Do not worry about learning Arabic, you don't have to learn Arabic completely. Quran's Arabic is really simple and understandable. Quran describes huge concepts just by simple words and grammar. I myself cannot read any Arabic text except Quran. Because Quran's words are optimized to a small collection and it's grammar is simple and integrated in whole of it.
I'm exactly in the same situation with Yasser Zamani. I only understand Quran, I don't understand any other Arabic text.
And I want to add something more:
You cannot make perfect translation of any text from one language to another. Because, the translated words will not have the exact same same meaning. Translating a text into another language is actually is not translating it; it is writing a text in another language whose meaning approximates to the original one.
When you translate a text, you truncate its meaning by quantizing it to the words of the other language. This quantization error is always neglected in the translation of other daily ordinary texts. But you cannot ignore it in the case of Quran.

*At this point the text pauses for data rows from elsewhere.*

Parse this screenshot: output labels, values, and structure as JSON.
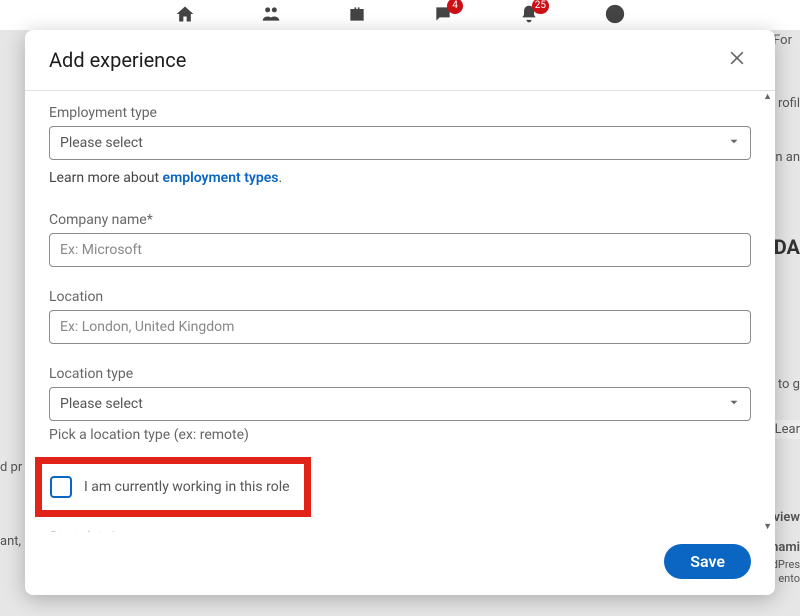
{
  "nav": {
    "badges": {
      "messaging": "4",
      "notifications": "25"
    }
  },
  "bg": {
    "for": "For",
    "profil": "rofil",
    "nan": "n an",
    "da": "DA",
    "tog": "to g",
    "lear": "Lear",
    "dpr": "d pr",
    "ant": "ant,",
    "view": "view",
    "nam": "nami",
    "dpres": "dPres",
    "ento": "ento"
  },
  "modal": {
    "title": "Add experience",
    "employment_type": {
      "label": "Employment type",
      "selected": "Please select"
    },
    "learn_more": {
      "prefix": "Learn more about ",
      "link": "employment types"
    },
    "company": {
      "label": "Company name*",
      "placeholder": "Ex: Microsoft"
    },
    "location": {
      "label": "Location",
      "placeholder": "Ex: London, United Kingdom"
    },
    "location_type": {
      "label": "Location type",
      "selected": "Please select",
      "helper": "Pick a location type (ex: remote)"
    },
    "currently_working": {
      "label": "I am currently working in this role"
    },
    "start_date_label": "Start date*",
    "save_label": "Save"
  }
}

Quran is a book sent by Allah. Its every detail is precious. The orders of words, precise meanings of words, grammar, usage of synonymous of words, details which come with the characteristics of Arabic, like gender of words, counts of objects, prefixes for emphasizing, etc. All of detail are definitely required in order to understand the deep meanings of Quran. All of these detail construct a supernatural book for which a similar one cannot be written by Man.
If you keep reading Quran always from its translation, after a time, you will probably think that you understood it all, and for the worst case, you will stop reading it. If you read it in Arabic, you will see that its meaning is so vast and profuse that there is no way of understanding it completely even if you spend your entire life on it. As long as you keep studying it, you will keep understanding new things, there is no limit of learning from Quran.

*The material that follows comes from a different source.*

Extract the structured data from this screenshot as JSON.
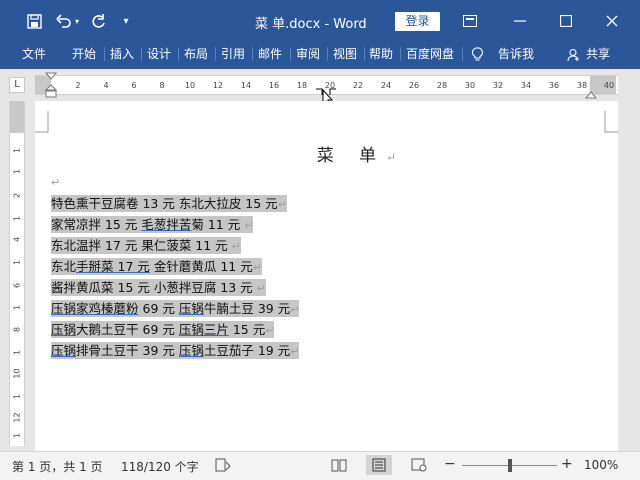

There is also a minor reason. Actually, it is a big reason, but it look minor when compared to the ones I counted until this paragraph.

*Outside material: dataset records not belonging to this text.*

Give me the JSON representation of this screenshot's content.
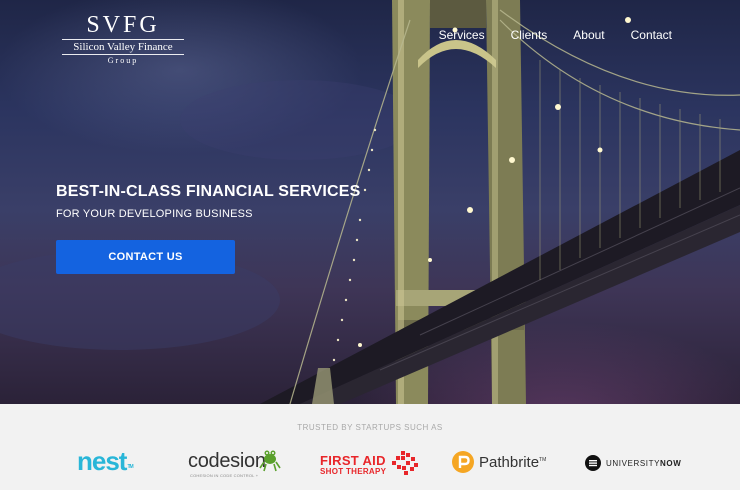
{
  "logo": {
    "mark": "SVFG",
    "name": "Silicon Valley Finance",
    "sub": "Group"
  },
  "nav": {
    "items": [
      {
        "label": "Services"
      },
      {
        "label": "Clients"
      },
      {
        "label": "About"
      },
      {
        "label": "Contact"
      }
    ]
  },
  "hero": {
    "headline": "BEST-IN-CLASS FINANCIAL SERVICES",
    "subhead": "FOR YOUR DEVELOPING BUSINESS",
    "cta_label": "CONTACT US"
  },
  "trust": {
    "title": "TRUSTED BY STARTUPS SUCH AS",
    "logos": {
      "nest": {
        "name": "nest",
        "mark": "TM"
      },
      "codesion": {
        "name": "codesion",
        "tagline": "COHESION IN CODE CONTROL +"
      },
      "firstaid": {
        "line1": "FIRST AID",
        "line2": "SHOT THERAPY"
      },
      "pathbrite": {
        "name": "Pathbrite",
        "mark": "TM"
      },
      "universitynow": {
        "name_light": "UNIVERSITY",
        "name_bold": "NOW"
      }
    }
  },
  "colors": {
    "cta_blue": "#1463e0",
    "nest_blue": "#29b6d8",
    "firstaid_red": "#e8262a",
    "pathbrite_orange": "#f5a623"
  }
}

Current Quran translations are terrible. The translator translates the way he understands. If the actual meaning of a sentence or phrase in an ayat does not mean anything to the translator or he just doesn't understand it, he translates it with a different meaning, with a meaning he find chooses in his mind.
I used to have a Facebook page in which everyday I shared translation errors of several ayats. But I finally fed up of doing it, because there was no end to it and image editing was taking too much time.
I hope I made a few more important points.